Much more likely. There are many
young people in Namibia that, with a bit of training and support, could make
big changes in their communities. If
they wanted to. Motivation is key.
LESS
SERIOUS THINGS
Pee is smelly. Ever
used a chamber pot? Squatting over a
basin probably doesn’t seem ideal, but it’s better than stumbling outside in
the middle of the night. The convenience
of having a toilet right next to my bed is something I’ll miss. Through this experience, I mistakenly found
out that if you leave your chamber pot in your room while you’re at school
(particularly on a hot day), it’s pretty smelly once you get back.
Free exfoliant. At
first I was horrified when my soap fell on the ground and got covered in
sand. And as I washed, the little
buggers continued to work themselves further into the tender bar. As time went on, however, I came to realize
that sandy soap was a free, natural exfoliant.

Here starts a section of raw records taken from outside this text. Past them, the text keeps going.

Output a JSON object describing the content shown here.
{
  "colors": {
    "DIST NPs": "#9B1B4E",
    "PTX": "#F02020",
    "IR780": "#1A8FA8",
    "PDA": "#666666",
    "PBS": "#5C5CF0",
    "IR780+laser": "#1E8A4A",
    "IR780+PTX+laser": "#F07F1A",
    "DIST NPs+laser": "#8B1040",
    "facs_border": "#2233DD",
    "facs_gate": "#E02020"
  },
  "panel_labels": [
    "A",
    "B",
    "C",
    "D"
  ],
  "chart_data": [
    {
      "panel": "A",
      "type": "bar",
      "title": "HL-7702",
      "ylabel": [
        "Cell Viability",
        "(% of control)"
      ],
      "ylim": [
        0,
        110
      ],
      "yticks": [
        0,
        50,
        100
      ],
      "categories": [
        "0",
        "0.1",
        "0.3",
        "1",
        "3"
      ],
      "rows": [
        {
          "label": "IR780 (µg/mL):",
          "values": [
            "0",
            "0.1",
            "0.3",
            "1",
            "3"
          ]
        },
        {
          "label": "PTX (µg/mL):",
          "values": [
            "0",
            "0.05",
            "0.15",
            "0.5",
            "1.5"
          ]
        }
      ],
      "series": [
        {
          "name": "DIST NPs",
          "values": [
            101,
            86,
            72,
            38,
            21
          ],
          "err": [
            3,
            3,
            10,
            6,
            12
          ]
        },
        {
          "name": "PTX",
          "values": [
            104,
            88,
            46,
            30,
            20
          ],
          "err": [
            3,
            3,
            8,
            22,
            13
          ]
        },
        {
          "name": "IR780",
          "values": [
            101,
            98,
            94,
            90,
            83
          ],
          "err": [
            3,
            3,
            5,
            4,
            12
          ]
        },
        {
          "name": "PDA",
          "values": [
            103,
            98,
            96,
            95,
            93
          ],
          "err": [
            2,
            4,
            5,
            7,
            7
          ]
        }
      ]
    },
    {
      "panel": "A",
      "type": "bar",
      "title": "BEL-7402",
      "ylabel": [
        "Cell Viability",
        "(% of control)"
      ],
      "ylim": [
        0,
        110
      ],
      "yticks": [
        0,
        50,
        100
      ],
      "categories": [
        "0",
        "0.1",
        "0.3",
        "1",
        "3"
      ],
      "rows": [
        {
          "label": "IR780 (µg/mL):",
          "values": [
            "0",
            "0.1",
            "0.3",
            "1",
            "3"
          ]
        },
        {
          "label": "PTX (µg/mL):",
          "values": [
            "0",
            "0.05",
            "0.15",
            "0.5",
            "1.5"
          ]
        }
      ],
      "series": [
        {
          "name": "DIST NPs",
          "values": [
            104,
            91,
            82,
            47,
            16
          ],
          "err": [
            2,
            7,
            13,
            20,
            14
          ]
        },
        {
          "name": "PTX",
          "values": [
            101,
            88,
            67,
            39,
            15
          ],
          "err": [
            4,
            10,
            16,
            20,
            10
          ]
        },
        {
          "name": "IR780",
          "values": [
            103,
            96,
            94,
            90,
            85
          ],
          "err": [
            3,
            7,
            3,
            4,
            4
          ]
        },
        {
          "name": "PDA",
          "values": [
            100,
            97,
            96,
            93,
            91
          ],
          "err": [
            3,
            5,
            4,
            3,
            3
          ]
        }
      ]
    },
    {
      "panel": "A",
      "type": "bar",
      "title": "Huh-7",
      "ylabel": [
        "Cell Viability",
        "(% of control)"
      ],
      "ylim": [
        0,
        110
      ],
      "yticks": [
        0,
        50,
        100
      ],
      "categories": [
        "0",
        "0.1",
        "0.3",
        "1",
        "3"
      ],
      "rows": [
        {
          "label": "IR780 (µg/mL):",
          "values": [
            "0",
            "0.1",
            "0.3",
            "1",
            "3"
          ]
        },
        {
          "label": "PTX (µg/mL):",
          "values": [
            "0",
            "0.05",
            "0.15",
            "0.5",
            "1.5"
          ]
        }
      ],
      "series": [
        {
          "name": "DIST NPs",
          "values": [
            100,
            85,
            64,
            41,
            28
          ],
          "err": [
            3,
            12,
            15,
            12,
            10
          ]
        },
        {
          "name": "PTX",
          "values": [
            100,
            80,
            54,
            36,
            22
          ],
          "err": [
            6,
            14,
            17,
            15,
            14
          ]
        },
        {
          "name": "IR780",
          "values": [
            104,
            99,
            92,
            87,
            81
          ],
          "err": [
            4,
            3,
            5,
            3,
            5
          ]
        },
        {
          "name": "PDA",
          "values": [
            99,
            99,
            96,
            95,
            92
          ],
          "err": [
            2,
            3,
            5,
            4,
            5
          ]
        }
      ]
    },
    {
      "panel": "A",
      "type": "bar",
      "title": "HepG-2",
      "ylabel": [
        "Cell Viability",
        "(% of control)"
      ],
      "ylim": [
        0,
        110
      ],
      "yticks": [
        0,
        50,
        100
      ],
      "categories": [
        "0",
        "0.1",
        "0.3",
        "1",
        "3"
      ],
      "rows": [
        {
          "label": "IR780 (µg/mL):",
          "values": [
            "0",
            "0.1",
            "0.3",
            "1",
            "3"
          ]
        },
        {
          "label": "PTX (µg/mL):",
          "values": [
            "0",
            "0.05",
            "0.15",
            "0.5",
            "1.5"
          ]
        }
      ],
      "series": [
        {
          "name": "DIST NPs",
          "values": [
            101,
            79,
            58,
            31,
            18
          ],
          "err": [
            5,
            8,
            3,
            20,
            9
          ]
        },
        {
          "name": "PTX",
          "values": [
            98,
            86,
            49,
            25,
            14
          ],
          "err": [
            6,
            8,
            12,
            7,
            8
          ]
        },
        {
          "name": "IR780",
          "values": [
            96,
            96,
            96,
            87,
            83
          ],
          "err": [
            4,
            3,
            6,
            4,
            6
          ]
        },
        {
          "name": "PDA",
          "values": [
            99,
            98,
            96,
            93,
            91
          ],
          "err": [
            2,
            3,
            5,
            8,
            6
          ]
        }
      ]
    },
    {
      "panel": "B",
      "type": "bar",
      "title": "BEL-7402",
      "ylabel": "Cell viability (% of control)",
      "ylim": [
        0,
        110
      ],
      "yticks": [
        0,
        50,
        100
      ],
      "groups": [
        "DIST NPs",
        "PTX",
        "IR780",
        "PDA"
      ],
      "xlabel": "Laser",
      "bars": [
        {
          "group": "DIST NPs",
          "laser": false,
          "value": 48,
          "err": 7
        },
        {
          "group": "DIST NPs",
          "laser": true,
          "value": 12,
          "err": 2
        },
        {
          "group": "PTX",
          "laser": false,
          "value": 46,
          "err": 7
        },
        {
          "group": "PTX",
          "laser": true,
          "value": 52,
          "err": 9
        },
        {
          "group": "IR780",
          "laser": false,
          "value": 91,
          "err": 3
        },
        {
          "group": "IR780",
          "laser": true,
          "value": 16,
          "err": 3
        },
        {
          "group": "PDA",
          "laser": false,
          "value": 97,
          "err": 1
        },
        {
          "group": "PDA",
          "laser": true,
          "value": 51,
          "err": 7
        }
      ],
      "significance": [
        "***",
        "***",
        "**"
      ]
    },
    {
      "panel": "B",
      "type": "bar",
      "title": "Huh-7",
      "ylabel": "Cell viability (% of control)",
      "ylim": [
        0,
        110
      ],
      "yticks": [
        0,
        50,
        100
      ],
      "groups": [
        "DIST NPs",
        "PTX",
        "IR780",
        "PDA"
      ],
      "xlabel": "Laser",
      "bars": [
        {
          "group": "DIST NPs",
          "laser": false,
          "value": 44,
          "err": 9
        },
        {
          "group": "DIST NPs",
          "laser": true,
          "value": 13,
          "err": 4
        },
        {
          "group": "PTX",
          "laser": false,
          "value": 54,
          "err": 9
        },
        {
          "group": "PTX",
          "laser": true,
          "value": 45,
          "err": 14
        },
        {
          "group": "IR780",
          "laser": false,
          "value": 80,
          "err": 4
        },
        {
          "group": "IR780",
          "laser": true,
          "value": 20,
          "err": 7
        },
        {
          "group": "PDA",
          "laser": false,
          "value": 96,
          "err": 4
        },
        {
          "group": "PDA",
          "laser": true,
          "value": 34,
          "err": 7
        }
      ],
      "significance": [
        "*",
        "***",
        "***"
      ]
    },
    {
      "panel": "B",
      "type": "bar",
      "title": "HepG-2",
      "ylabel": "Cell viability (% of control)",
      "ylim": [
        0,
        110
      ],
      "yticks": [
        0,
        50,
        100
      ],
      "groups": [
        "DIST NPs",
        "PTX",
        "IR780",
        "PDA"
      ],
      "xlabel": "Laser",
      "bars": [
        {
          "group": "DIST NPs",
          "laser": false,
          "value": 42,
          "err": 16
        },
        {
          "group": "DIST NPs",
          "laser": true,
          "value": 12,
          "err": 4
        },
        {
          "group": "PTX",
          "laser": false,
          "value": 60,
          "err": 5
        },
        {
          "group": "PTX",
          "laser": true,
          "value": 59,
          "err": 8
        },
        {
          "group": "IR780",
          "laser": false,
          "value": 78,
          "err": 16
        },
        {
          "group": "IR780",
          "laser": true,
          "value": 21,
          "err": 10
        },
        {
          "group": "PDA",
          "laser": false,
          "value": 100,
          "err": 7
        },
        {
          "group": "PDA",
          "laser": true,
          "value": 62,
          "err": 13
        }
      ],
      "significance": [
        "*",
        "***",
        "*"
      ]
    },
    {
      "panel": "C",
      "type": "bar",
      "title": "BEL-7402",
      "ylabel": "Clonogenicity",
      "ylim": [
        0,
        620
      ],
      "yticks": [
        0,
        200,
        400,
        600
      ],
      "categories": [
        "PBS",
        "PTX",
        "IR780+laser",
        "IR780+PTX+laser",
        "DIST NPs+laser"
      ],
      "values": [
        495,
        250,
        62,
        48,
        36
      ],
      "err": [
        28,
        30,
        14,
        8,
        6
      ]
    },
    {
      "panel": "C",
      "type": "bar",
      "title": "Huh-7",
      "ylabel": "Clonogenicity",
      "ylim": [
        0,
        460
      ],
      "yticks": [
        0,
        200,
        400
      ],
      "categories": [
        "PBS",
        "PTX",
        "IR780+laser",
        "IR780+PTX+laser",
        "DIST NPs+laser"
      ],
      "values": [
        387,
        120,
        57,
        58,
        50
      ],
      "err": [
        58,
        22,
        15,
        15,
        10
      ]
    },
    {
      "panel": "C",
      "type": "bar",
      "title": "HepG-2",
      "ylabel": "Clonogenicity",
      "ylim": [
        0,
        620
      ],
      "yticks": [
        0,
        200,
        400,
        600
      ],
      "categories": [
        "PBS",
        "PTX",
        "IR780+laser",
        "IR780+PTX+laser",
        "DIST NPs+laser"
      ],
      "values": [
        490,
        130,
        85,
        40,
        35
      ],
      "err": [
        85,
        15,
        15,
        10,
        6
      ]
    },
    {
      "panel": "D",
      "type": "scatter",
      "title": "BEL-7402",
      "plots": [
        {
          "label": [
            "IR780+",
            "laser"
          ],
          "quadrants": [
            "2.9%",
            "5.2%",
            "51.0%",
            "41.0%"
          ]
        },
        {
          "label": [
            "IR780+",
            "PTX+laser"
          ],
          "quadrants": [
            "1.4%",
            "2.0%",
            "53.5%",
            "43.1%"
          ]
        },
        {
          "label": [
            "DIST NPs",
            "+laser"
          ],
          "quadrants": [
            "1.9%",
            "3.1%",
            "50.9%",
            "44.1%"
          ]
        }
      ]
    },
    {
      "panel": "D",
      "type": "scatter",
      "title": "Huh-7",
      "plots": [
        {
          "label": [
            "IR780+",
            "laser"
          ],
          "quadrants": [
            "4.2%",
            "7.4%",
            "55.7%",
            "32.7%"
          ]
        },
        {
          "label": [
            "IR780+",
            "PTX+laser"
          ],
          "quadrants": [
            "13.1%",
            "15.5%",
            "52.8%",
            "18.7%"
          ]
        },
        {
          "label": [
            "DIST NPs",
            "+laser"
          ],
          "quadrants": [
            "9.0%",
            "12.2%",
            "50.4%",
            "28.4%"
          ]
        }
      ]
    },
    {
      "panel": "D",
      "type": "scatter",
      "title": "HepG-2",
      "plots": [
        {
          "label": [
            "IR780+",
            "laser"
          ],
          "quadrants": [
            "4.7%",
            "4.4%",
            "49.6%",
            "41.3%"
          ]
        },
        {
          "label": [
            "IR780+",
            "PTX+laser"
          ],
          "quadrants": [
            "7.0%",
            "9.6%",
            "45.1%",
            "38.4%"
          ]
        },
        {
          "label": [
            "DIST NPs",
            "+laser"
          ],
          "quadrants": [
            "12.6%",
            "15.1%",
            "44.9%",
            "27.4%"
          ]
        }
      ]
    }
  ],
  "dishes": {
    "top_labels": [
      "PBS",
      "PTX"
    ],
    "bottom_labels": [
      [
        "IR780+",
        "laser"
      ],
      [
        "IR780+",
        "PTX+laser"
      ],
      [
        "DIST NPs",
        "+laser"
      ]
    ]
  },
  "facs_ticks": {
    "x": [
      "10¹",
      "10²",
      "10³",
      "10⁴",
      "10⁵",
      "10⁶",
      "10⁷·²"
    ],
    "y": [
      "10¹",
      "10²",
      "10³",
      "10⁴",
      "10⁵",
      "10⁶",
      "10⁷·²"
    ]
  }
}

Move over loofas, Neutrogena, spas with hot rocks and mud masks…Namibian
sand soap comin’ through.
Traveling is a lot of work.
(Yes, parents, I know you already know this.) Three weeks in, my vacation, while
interesting, has been anything but relaxing.
I really don’t know how these people who backpack for an entire year do
it. After some time (days? months?
years?) I’ll get restless again, but right now, I’m ready to come home.